O fim de noite no bairro da Glória, Rio de Janeiro, foi de samba-rock. Lá pelas tantas minha amada e eu, já com as cabeças cheias de cerveja, fomos para um boteco na rua de trás ouvir o “boogie-woogie sem pandeiro”* de uma banda de rock.
Tomando umas e outras, eis que, num intervalo, chega um desses senhores boêmios, magro de tanto trocar as refeições por “umazinha”, pele negra, cabelos brancos, olheiras profundas. Pede um trago da loura gelada na minha mesa. Dou um copo. Ele fica ali na mesa ao lado curtindo o rock e puxa papo.
Fala que o som é bom. Diz com palavras tortas que se pegasse aquela bateria faria um som melhor que o dos jovens roqueiros. Mas eu, intrigado, indago.
- O senhor tem cara de quem sabe bater um tamborim, to errado? -, era a deixa que faltava. Se desculpando a cada três palavras ele vai chegando mais perto. Quando vemos já está sentado conosco. “Vocês me desculpem, eu gosto mesmo é de um pandeiro. Me desculpa. Eu tocaria melhor que eles aí. Desculpa. A música tá legal”.
- Samba é muito bom -, digo. Papo vai, e ele, depois de pedir desculpas mais uma vez, diz: “Eu tenho um samba assim:”, e canta pausadamente o refrão do que parece ser um samba canção bonito toda vida. “A lição da vida vai lhe ensinar a razão do viver.”
“Bonito”, dizemos eu e ela. “Já quiseram me comprar ele, mas eu não quis”, tentando endireitar a embriaguez. A essa altura, guitarra, baixo e bateria já tinham sido guardados.
E vai proferindo todas as palavras da letra linda cheia de dor e amor por aquela mulher que precisava aprender uma lição. Nessas horas a gente pede a Deus um gravador ou, no mínimo, uma memória de elefante.
Papo vem, e virar confidente de bebum era o caminho anunciado. Lembra da mulher que inspirou a música. Passa a mão no rosto antes de começar a contar uma das histórias. “Um dia a gente foi morar em Belém do Pará. Ela com o Deleon nos braços”, para, respira fundo, os olhos vermelhos marejam, passa a mão no rosto mais uma vez.

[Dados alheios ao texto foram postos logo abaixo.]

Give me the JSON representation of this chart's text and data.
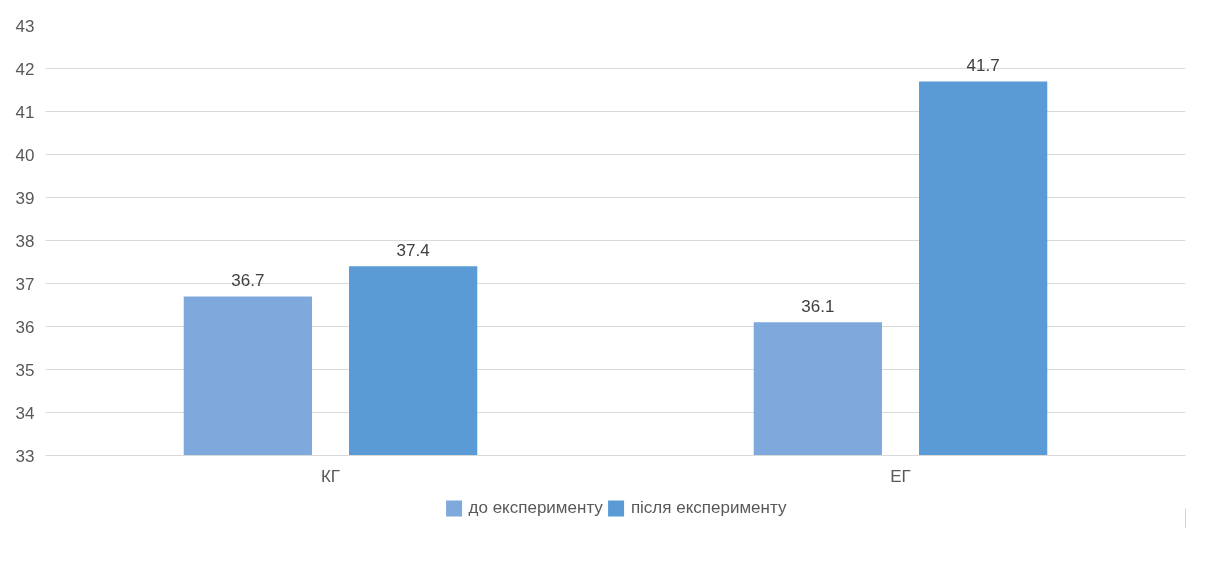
{
  "chart_data": {
    "type": "bar",
    "categories": [
      "КГ",
      "ЕГ"
    ],
    "series": [
      {
        "name": "до експерименту",
        "color": "#7fa9dc",
        "values": [
          36.7,
          36.1
        ]
      },
      {
        "name": "після експерименту",
        "color": "#5b9bd5",
        "values": [
          37.4,
          41.7
        ]
      }
    ],
    "ylim": [
      33,
      43
    ],
    "yticks": [
      33,
      34,
      35,
      36,
      37,
      38,
      39,
      40,
      41,
      42,
      43
    ],
    "grid": "y",
    "legend": "bottom",
    "data_labels": true
  }
}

Pergunto: “Deleon é o seu filho?”. Faz que sim e continua.
- E o malandro quis se engraçar com ela, ela com o Deleon nos braços! -, sem perguntar, faço a relação de que talvez ela também tenha se engraçado com o malandro. Ele vai em frente: “Perguntei se ele sabia de onde eu era: ‘Rio de Janeiro, moro na favela’. Dei lhe uma lição.”
- Quiseram defender, mas no fim todo mundo me deu razão. Ela com o Deleon nos braços!? -, repete desolado, como quem diz: “Imagina só!”. Descobrimos que ele, apesar da mágoa que parece sentir, e provavelmente da que tenha causado à companheira, ainda é casado com ela. “Você me desculpa. Falo pra ela até hoje: ‘a vida ensina’.”
O papo está bom. Olhamos um para o outro sorrindo. “Que figura rara! E que amor real!”, penso e imagino ter pensado ela também. A hora já vai adiantada, o sono já vencendo, peço a saideira e tento, sem sucesso, repetir o refrão.
- Como é que é: ‘A razão da vida...’.
- A lição da vida vai lhe ensinar a razão do viver -, corrige para que eu, enfim, memorizasse. Aperto sua mão.
- Como é o nome do senhor?
- Jaime.
- E da sua senhora?
-Sandra. Desculpa qualquer coisa.
- Que nada. Prazer conversar com o senhor!
Lição da vida aprendida, vamos embora.
* Trecho adaptado da música Chiclete com Banana - Jackson do Pandeiro
Que belo encontro! De vez em quando a gente dá a sorte de esbarrar com uma figura rara dessas. Bom que aproveitou a sua!
"A lição da vida vai lhe ensinar a razão do viver". Bonito!